The newest instalment in the NT Live series, which delivers to the screen recordings of live performances from one of London's best theatres, is a play by John Hodge, who wrote Danny Boyle's early hit films including Trainspotting and Shallow Grave.
It's based in historical fact: in the 1930s, Soviet Russian writer Mikhail Bulgakov appealed to Stalin for redress after his work was banned by party apparatchiks. He received it, too, after a fashion, getting a job at the Moscow Art Theatre, though it did him little good: his career languished, although posterity has judged him kindly.
We also know that his last play was a hagiographic version of Stalin's early, activist years but it was never produced either. And the playwright spins off these events to create a bleakly funny, faintly Kafkaesque satire in which the writer strikes a Faustian deal with the dictator. In Hodge's version, Bulgakov and Stalin hold a series of secret meetings in which Stalin writes the play about himself while Bulgakov works his way through Stalin's bulky inbox, initialling authorisations whose horrible significance only slowly becomes clear. Thus the artist is doubly compromised.
The idea is hardly original but Hodge's quickfire script, full of lacerating wit, conjures a real sense of dread, mostly because the words are delivered with a disarming blend of bonhomie, even buffoonishness, and genuine malice.
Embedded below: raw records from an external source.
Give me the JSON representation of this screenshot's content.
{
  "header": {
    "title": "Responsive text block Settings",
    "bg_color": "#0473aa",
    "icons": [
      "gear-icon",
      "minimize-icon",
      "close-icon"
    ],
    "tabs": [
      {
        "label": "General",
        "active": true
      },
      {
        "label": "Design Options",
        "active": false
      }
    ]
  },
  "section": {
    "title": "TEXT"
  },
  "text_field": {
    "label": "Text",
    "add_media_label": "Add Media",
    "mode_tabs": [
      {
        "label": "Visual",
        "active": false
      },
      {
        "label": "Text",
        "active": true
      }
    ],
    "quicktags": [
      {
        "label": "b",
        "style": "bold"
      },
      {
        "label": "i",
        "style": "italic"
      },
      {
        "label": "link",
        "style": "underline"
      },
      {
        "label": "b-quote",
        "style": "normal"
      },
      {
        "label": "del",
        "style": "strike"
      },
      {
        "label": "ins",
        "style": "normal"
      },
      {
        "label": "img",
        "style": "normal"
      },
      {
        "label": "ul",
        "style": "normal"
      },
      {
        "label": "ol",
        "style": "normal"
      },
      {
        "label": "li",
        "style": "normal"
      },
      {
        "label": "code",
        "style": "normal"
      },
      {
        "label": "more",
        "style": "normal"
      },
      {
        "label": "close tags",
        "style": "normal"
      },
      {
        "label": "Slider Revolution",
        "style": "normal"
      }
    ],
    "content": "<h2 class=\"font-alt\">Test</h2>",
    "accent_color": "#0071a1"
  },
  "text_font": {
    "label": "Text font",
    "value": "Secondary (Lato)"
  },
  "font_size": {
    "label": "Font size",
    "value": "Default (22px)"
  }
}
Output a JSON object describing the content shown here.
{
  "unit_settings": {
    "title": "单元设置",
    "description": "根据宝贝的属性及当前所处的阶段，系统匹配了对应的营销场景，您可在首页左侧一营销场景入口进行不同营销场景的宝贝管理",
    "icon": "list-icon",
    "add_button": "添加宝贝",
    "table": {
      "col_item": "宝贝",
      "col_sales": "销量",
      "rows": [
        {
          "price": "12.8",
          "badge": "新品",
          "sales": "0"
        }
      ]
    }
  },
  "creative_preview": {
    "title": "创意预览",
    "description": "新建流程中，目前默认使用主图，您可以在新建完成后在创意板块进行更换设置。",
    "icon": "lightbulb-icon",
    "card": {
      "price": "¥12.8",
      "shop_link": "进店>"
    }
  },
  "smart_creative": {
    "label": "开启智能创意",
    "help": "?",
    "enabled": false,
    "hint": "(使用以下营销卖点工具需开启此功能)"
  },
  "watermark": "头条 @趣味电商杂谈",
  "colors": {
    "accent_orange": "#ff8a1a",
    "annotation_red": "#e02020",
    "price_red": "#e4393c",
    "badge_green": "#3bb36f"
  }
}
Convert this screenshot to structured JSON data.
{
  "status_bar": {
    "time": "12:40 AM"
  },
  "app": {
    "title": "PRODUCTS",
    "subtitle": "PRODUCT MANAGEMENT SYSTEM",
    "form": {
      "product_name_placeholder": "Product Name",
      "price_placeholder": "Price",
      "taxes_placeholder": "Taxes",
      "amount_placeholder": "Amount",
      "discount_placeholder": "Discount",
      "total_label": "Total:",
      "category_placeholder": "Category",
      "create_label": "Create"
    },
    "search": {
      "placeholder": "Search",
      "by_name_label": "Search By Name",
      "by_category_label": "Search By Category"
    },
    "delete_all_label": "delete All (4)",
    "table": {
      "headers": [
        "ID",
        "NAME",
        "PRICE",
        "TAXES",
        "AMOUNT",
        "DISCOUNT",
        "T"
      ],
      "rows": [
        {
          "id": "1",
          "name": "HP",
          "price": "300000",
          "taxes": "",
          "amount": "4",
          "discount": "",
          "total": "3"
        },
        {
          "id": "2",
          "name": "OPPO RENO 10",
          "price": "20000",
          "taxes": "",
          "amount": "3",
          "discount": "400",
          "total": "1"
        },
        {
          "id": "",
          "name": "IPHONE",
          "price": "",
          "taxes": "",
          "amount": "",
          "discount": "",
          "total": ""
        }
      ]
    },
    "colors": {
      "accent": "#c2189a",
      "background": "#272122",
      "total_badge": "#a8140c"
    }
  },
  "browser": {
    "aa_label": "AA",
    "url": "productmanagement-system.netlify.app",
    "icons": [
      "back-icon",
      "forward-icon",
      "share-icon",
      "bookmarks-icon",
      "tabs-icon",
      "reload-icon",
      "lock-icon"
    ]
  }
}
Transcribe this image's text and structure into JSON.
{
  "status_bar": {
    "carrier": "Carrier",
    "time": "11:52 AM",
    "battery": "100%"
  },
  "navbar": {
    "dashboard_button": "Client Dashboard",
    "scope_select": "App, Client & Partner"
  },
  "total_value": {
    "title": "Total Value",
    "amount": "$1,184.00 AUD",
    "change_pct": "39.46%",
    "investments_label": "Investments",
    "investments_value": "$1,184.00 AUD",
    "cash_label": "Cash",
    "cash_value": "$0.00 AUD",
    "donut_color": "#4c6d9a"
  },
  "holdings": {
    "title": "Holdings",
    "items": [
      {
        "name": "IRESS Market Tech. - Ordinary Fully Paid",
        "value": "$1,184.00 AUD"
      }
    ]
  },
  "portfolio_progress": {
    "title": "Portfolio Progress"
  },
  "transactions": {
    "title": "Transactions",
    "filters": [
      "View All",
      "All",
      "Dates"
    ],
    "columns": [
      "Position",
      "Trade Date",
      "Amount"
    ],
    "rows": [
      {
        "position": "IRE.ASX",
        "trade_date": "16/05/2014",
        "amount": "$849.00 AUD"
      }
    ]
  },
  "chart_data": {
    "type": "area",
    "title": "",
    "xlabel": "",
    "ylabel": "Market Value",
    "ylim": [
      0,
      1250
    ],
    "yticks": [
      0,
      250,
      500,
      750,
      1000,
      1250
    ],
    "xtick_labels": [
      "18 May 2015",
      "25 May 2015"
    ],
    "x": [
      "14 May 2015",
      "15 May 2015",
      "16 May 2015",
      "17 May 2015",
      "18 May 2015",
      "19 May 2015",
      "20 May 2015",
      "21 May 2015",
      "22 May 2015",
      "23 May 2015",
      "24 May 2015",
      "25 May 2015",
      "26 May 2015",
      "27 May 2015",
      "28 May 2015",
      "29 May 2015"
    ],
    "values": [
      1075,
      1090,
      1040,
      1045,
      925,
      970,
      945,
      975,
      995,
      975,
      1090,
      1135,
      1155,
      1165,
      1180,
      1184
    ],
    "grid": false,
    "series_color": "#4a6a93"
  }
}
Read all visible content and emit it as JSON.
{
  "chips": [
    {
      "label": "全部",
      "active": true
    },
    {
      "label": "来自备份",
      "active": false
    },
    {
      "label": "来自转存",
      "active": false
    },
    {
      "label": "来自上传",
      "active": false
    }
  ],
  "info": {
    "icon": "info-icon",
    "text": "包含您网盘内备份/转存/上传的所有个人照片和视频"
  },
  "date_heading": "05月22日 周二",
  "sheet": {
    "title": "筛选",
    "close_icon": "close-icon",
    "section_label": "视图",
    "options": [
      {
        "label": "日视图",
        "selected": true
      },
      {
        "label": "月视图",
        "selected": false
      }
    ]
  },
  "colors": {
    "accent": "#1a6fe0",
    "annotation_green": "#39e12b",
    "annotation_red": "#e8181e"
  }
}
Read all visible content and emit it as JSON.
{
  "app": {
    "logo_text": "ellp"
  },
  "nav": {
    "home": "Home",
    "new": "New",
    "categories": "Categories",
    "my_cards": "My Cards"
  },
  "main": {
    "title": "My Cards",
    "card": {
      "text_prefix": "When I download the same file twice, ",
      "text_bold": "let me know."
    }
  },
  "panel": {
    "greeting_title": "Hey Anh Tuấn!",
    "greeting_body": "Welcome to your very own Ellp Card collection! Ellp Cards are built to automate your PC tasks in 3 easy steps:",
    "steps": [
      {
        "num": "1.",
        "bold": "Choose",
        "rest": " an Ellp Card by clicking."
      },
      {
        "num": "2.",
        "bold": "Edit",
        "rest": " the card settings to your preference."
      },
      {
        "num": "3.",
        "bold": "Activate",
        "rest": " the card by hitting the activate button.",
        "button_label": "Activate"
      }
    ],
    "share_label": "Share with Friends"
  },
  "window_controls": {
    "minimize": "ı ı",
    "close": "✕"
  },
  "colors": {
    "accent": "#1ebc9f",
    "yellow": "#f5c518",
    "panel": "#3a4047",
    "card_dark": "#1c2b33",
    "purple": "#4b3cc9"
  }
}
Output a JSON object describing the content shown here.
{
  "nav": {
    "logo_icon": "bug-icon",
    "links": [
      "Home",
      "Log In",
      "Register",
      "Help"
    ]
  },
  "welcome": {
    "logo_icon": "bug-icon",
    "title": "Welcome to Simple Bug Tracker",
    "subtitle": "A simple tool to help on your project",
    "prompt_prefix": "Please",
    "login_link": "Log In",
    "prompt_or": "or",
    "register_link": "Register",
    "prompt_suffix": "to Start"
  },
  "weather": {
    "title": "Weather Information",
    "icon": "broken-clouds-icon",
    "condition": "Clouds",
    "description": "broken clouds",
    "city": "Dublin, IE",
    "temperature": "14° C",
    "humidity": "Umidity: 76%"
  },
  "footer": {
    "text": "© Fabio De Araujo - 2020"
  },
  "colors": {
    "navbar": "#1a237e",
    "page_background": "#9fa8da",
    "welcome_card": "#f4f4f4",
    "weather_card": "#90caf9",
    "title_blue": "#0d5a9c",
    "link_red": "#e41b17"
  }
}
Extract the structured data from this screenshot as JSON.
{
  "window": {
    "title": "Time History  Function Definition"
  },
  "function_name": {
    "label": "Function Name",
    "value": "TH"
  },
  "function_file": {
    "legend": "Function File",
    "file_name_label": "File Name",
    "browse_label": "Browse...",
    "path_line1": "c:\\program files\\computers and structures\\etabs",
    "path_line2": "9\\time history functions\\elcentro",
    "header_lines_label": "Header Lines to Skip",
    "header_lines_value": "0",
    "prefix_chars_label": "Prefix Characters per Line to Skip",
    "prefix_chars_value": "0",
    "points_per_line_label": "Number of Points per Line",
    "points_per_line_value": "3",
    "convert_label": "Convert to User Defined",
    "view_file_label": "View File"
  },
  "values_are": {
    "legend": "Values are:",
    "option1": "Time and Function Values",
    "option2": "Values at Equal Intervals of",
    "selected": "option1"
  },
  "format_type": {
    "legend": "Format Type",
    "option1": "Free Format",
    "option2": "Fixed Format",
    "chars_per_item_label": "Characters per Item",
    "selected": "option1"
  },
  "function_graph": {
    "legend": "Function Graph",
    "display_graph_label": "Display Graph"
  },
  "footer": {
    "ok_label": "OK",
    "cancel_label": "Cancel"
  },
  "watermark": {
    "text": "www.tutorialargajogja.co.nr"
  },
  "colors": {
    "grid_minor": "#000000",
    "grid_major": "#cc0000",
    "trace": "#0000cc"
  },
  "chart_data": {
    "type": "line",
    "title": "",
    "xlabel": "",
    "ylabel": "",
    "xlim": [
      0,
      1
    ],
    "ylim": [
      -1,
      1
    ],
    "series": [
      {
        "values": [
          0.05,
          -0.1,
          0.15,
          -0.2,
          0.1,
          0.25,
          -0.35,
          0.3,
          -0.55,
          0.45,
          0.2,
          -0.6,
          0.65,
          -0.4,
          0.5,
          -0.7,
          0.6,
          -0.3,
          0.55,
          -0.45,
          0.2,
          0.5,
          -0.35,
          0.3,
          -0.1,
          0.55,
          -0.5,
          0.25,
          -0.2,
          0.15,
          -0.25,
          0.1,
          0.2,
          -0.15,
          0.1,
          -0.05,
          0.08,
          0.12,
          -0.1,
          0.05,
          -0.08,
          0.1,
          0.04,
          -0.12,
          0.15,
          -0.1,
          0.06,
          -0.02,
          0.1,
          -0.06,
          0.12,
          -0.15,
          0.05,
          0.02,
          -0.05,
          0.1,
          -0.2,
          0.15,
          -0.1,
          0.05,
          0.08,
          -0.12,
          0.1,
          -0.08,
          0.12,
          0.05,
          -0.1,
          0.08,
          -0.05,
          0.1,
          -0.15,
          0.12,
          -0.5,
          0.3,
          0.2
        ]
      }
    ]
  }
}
The Full Monty's Mark Addy as the secret policeman pulling the strings is exemplary in this regard, but the stage belongs to Beale - the memorably foppish lead in London Assurance earlier in this series - whose Stalin is by turns a muddled uncle chewing a Cornish accent and a pop-eyed jokester who may just be as mad as a snake.
It's intensely, even claustrophobically stagebound, this show - the entire set is barely larger than the hall and lounge of a suburban house - but the stagecraft is sensational: characters materialise from the darkness; scenes dissolve into one another; and the tiny set's uneven floor gives a good sense of the characters' uncertain world.